Since Jem and the Holograms is one of Robin’s favorite childhood cartoons and Beck: Mongolian Chop Squad is one of her favorite anime, I have, from time to time, contemplated running a campaign about musicians.  Attempts so far have not been particularly successful, but I think I might have figured out how to make it work.

Music = Magic

Not (necessarily) in the D&D bardic style, but rather in using the mechanics of spellcasting in order to simulate the drama and challenge of performing.  It seems to me that the music itself should be some sort of mini-game with its own evocative flavor, rather than being a dull series of skill checks.  There should be some magic to making music, and an obvious way to do that in a tabletop RPG is to use the game’s magic system.

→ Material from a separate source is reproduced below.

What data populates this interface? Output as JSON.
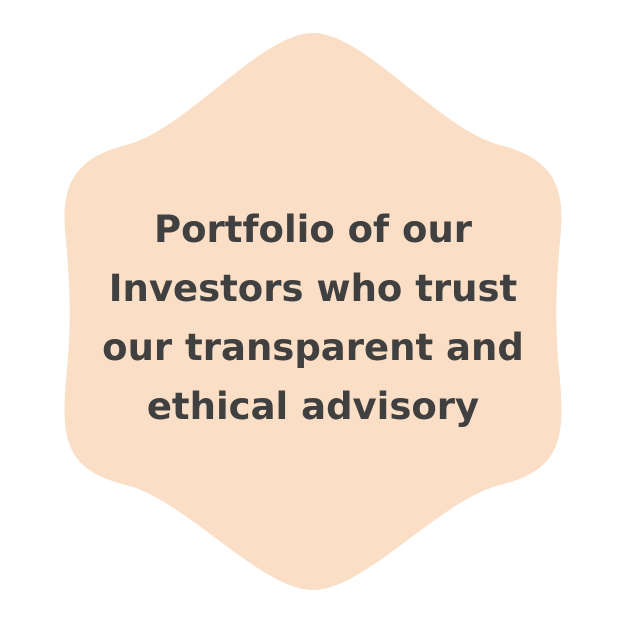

(Alternatively, of course, we could always bust out the karaoke machine or LEGO Rock Band, but that has its own limitations.)

I’m just tossing out ideas here – I would certainly not claim to have the whole thing thought through – but…


Actually, doing “magic songs” could be perfect for Jem.  Let’s think about that for a moment in Savage Worlds terms.  Got an orphan who is down in the dumps because peer pressure’s getting to her?  That’s being Fatigued and can be cured by a song of succor.  Want to race in the Indy 500 in order to show up your rival?  Sing a thrashing song of speed to get your car moving or boost/lower trait in order to boost your Driving skill so you don’t crash into a wall.  Want to jumpstart a new romance?  That would be… Umm… We’re going to need a few new powers.

Concerts could be a way to earn Power Points or Bennies.  Maybe they’re essentially rituals?  There should be some reward system where the difficulty of the set list (or successes for invoking certain effects) grants extra benefits.  Maybe they’re used to generate Fame points for something similar to Pirates of the Spanish Main’s fame/infamy scale…

Dang it.  I think I’m on to something.  Too bad I don’t have the time to work it up properly.